"QX—I'll try. It's about Fossten and Dad." Karen cogitated. "Fossten was, of course, an Eddorian—your making Dad believe him to be an insane Arisian was a masterpiece. I see, of course, how you did that—principally by making Fossten's 'real' shape exactly like the one he saw of you in Arisia. But his physical actions as Fossten—"

"Go on, daughter. I am sure that your visualization will be sound."

"While acting as Fossten he had to act as a Thralian would have acted," Kay decided with a rush. "He was watched everywhere he went, and knew it. To display his real power would have been disastrous. Just like you Arisians, they have to keep in the background to avoid setting up an inferiority complex that will ruin everything for them. Fossten's actions, then, were constrained. Just as they were when he was Gray Roger, so long ago—except that then he did make a point of unhuman longevity, deliberately to put an insoluble problem up to First-Lensman Samms and his men. Just as you—you must have ... you did coach Virgil Samms, Mentor, and some of you Arisians were there, as men!"

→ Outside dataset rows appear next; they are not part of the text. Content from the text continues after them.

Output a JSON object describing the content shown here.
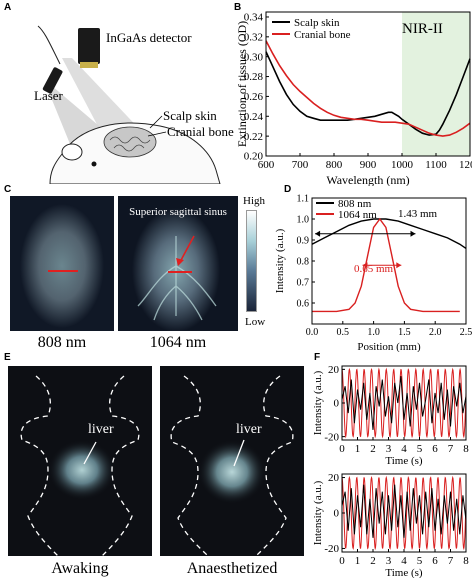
{
  "colors": {
    "black": "#000000",
    "red": "#d92020",
    "nir_band": "#e3f2df",
    "img_bg": "#101826"
  },
  "panel_a": {
    "label": "A",
    "detector": "InGaAs detector",
    "laser": "Laser",
    "scalp": "Scalp skin",
    "bone": "Cranial bone"
  },
  "panel_b": {
    "label": "B",
    "nir_label": "NIR-II"
  },
  "panel_c": {
    "label": "C",
    "annotation": "Superior sagittal sinus",
    "scale_high": "High",
    "scale_low": "Low",
    "cap_808": "808 nm",
    "cap_1064": "1064 nm"
  },
  "panel_d": {
    "label": "D",
    "width_808": "1.43 mm",
    "width_1064": "0.65 mm"
  },
  "panel_e": {
    "label": "E",
    "liver": "liver",
    "cap_awake": "Awaking",
    "cap_anaes": "Anaesthetized"
  },
  "panel_f": {
    "label": "F"
  },
  "chart_data": [
    {
      "id": "B",
      "type": "line",
      "xlabel": "Wavelength (nm)",
      "ylabel": "Extinction of tissues (OD)",
      "xlim": [
        600,
        1200
      ],
      "ylim": [
        0.2,
        0.345
      ],
      "xticks": [
        600,
        700,
        800,
        900,
        1000,
        1100,
        1200
      ],
      "yticks": [
        0.2,
        0.22,
        0.24,
        0.26,
        0.28,
        0.3,
        0.32,
        0.34
      ],
      "ytick_labels": [
        "0.20",
        "0.22",
        "0.24",
        "0.26",
        "0.28",
        "0.30",
        "0.32",
        "0.34"
      ],
      "shaded_region": [
        1000,
        1200
      ],
      "legend": "top-left",
      "series": [
        {
          "name": "Scalp skin",
          "color": "#000000",
          "x": [
            600,
            620,
            640,
            660,
            680,
            700,
            720,
            740,
            760,
            780,
            800,
            820,
            840,
            860,
            880,
            900,
            920,
            940,
            960,
            970,
            980,
            990,
            1000,
            1020,
            1040,
            1060,
            1080,
            1100,
            1110,
            1120,
            1140,
            1160,
            1180,
            1200
          ],
          "y": [
            0.305,
            0.29,
            0.275,
            0.262,
            0.252,
            0.245,
            0.24,
            0.238,
            0.236,
            0.236,
            0.236,
            0.236,
            0.236,
            0.237,
            0.238,
            0.239,
            0.24,
            0.242,
            0.244,
            0.244,
            0.242,
            0.24,
            0.237,
            0.232,
            0.227,
            0.223,
            0.221,
            0.222,
            0.226,
            0.232,
            0.246,
            0.262,
            0.28,
            0.298
          ]
        },
        {
          "name": "Cranial bone",
          "color": "#d92020",
          "x": [
            600,
            620,
            640,
            660,
            680,
            700,
            720,
            740,
            760,
            780,
            800,
            820,
            840,
            860,
            880,
            900,
            920,
            940,
            960,
            980,
            1000,
            1020,
            1040,
            1060,
            1080,
            1100,
            1120,
            1140,
            1160,
            1180,
            1200
          ],
          "y": [
            0.316,
            0.303,
            0.291,
            0.281,
            0.272,
            0.265,
            0.259,
            0.253,
            0.248,
            0.244,
            0.241,
            0.239,
            0.238,
            0.237,
            0.237,
            0.236,
            0.235,
            0.234,
            0.234,
            0.234,
            0.233,
            0.232,
            0.229,
            0.226,
            0.223,
            0.221,
            0.22,
            0.221,
            0.224,
            0.228,
            0.233
          ]
        }
      ]
    },
    {
      "id": "D",
      "type": "line",
      "xlabel": "Position (mm)",
      "ylabel": "Intensity (a.u.)",
      "xlim": [
        0,
        2.5
      ],
      "ylim": [
        0.5,
        1.1
      ],
      "xticks": [
        0.0,
        0.5,
        1.0,
        1.5,
        2.0,
        2.5
      ],
      "xtick_labels": [
        "0.0",
        "0.5",
        "1.0",
        "1.5",
        "2.0",
        "2.5"
      ],
      "yticks": [
        0.6,
        0.7,
        0.8,
        0.9,
        1.0,
        1.1
      ],
      "ytick_labels": [
        "0.6",
        "0.7",
        "0.8",
        "0.9",
        "1.0",
        "1.1"
      ],
      "legend": "top-left",
      "series": [
        {
          "name": "808 nm",
          "color": "#000000",
          "x": [
            0,
            0.2,
            0.4,
            0.6,
            0.8,
            1.0,
            1.1,
            1.2,
            1.4,
            1.6,
            1.8,
            2.0,
            2.2,
            2.4,
            2.5
          ],
          "y": [
            0.88,
            0.91,
            0.94,
            0.97,
            0.99,
            1.0,
            1.0,
            1.0,
            0.99,
            0.97,
            0.95,
            0.93,
            0.91,
            0.88,
            0.86
          ]
        },
        {
          "name": "1064 nm",
          "color": "#d92020",
          "x": [
            0,
            0.2,
            0.4,
            0.6,
            0.7,
            0.8,
            0.9,
            1.0,
            1.1,
            1.2,
            1.3,
            1.4,
            1.5,
            1.6,
            1.8,
            2.0,
            2.2,
            2.4
          ],
          "y": [
            0.56,
            0.56,
            0.56,
            0.57,
            0.6,
            0.68,
            0.82,
            0.96,
            1.0,
            0.96,
            0.82,
            0.68,
            0.6,
            0.57,
            0.56,
            0.56,
            0.56,
            0.56
          ]
        }
      ]
    },
    {
      "id": "F-top",
      "type": "line",
      "xlabel": "Time (s)",
      "ylabel": "Intensity (a.u.)",
      "xlim": [
        0,
        8
      ],
      "ylim": [
        -22,
        22
      ],
      "xticks": [
        0,
        1,
        2,
        3,
        4,
        5,
        6,
        7,
        8
      ],
      "yticks": [
        -20,
        0,
        20
      ],
      "series": [
        {
          "name": "",
          "color": "#d92020",
          "kind": "sine",
          "freq": 2.1,
          "amp": 20
        },
        {
          "name": "",
          "color": "#000000",
          "x": [
            0,
            0.2,
            0.4,
            0.6,
            0.8,
            1.0,
            1.2,
            1.4,
            1.6,
            1.8,
            2.0,
            2.2,
            2.4,
            2.6,
            2.8,
            3.0,
            3.2,
            3.4,
            3.6,
            3.8,
            4.0,
            4.2,
            4.4,
            4.6,
            4.8,
            5.0,
            5.2,
            5.4,
            5.6,
            5.8,
            6.0,
            6.2,
            6.4,
            6.6,
            6.8,
            7.0,
            7.2,
            7.4,
            7.6,
            7.8,
            8.0
          ],
          "y": [
            2,
            10,
            -6,
            14,
            -12,
            8,
            -4,
            12,
            -10,
            6,
            -16,
            10,
            -2,
            14,
            -8,
            4,
            -12,
            12,
            0,
            16,
            -10,
            6,
            -14,
            10,
            -4,
            12,
            -8,
            2,
            14,
            -12,
            6,
            -6,
            12,
            -10,
            8,
            -14,
            10,
            -2,
            12,
            -6,
            4
          ]
        }
      ]
    },
    {
      "id": "F-bottom",
      "type": "line",
      "xlabel": "Time (s)",
      "ylabel": "Intensity (a.u.)",
      "xlim": [
        0,
        8
      ],
      "ylim": [
        -22,
        22
      ],
      "xticks": [
        0,
        1,
        2,
        3,
        4,
        5,
        6,
        7,
        8
      ],
      "yticks": [
        -20,
        0,
        20
      ],
      "series": [
        {
          "name": "",
          "color": "#d92020",
          "kind": "sine",
          "freq": 2.1,
          "amp": 20
        },
        {
          "name": "",
          "color": "#000000",
          "x": [
            0,
            0.2,
            0.4,
            0.6,
            0.8,
            1.0,
            1.2,
            1.4,
            1.6,
            1.8,
            2.0,
            2.2,
            2.4,
            2.6,
            2.8,
            3.0,
            3.2,
            3.4,
            3.6,
            3.8,
            4.0,
            4.2,
            4.4,
            4.6,
            4.8,
            5.0,
            5.2,
            5.4,
            5.6,
            5.8,
            6.0,
            6.2,
            6.4,
            6.6,
            6.8,
            7.0,
            7.2,
            7.4,
            7.6,
            7.8,
            8.0
          ],
          "y": [
            4,
            12,
            -10,
            14,
            -12,
            10,
            -8,
            16,
            -12,
            8,
            -14,
            14,
            -6,
            12,
            -12,
            10,
            -10,
            16,
            -8,
            10,
            -14,
            12,
            -10,
            14,
            -6,
            10,
            -12,
            12,
            -8,
            14,
            -10,
            8,
            -12,
            10,
            -6,
            12,
            -10,
            8,
            -12,
            10,
            -4
          ]
        }
      ]
    }
  ]
}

"We were. We wrought briefly as men, and died as men. Up to the present moment, no one has ever been the wiser."

"But you weren't Virgil Samms, please!" Kay almost begged. "Not that it would break me if you were, but even I would much rather you hadn't been."

"No, none of us was Samms," Mentor assured her. "Nor Cleveland, nor Rodebush, nor Costigan, nor even Clio Marsden. We worked with—'coached,' as you express it—those persons and others from time to time in certain small matters, but we were at no time integral with any of them. One of us was, however, Dr. Bergenholm. The full inertialess space-drive became necessary at that time, and it would have been poor technique to have had either Rodebush or Cleveland develop so suddenly the ability to perfect the device as Bergenholm did perfect it."

"QX. Bergenholm isn't important—he was just an inventor. To get back onto the subject of Fossten: When he was there on the flagship with Dad, and in position to throw his full weight around, it was too late—you Arisians were on the job. You'll have to take it from there, though; I'm out beyond my depth."

"Because you lack data. Know, then, daughter, that the planet Eddore is screened as heavily as is our own Arisia; by screens which can be extended at will to any desired point in space. In those last minutes the Eddorian knew that Kimball Kinnison was neither alone nor unprotected. He called instantaneously for help, but help did not come. It could not. Eddore's screens were being attacked at every point by every force generable by the massed intellect of Arisia; they were compressed almost to the planet's surface. If the Eddorians had weakened those screens sufficiently to have sent through them a helping thought, every one of them would in that instant have perished. Nor could Fossten escape from the form of flesh he was then energizing. I myself saw to that." Karen had never before felt the Arisian display emotion, but his thought was grim and cold. "From that form, which your father never did perceive, he passed into the next plane of existence."

Karen shivered. "It served him right. That clears everything up, I think. But are you sure, Mentor, that you can't—or rather, shouldn't—teach me any more than you have? It's just about time for me to go, and I feel ... well, 'incompetent' is putting it very mildly indeed."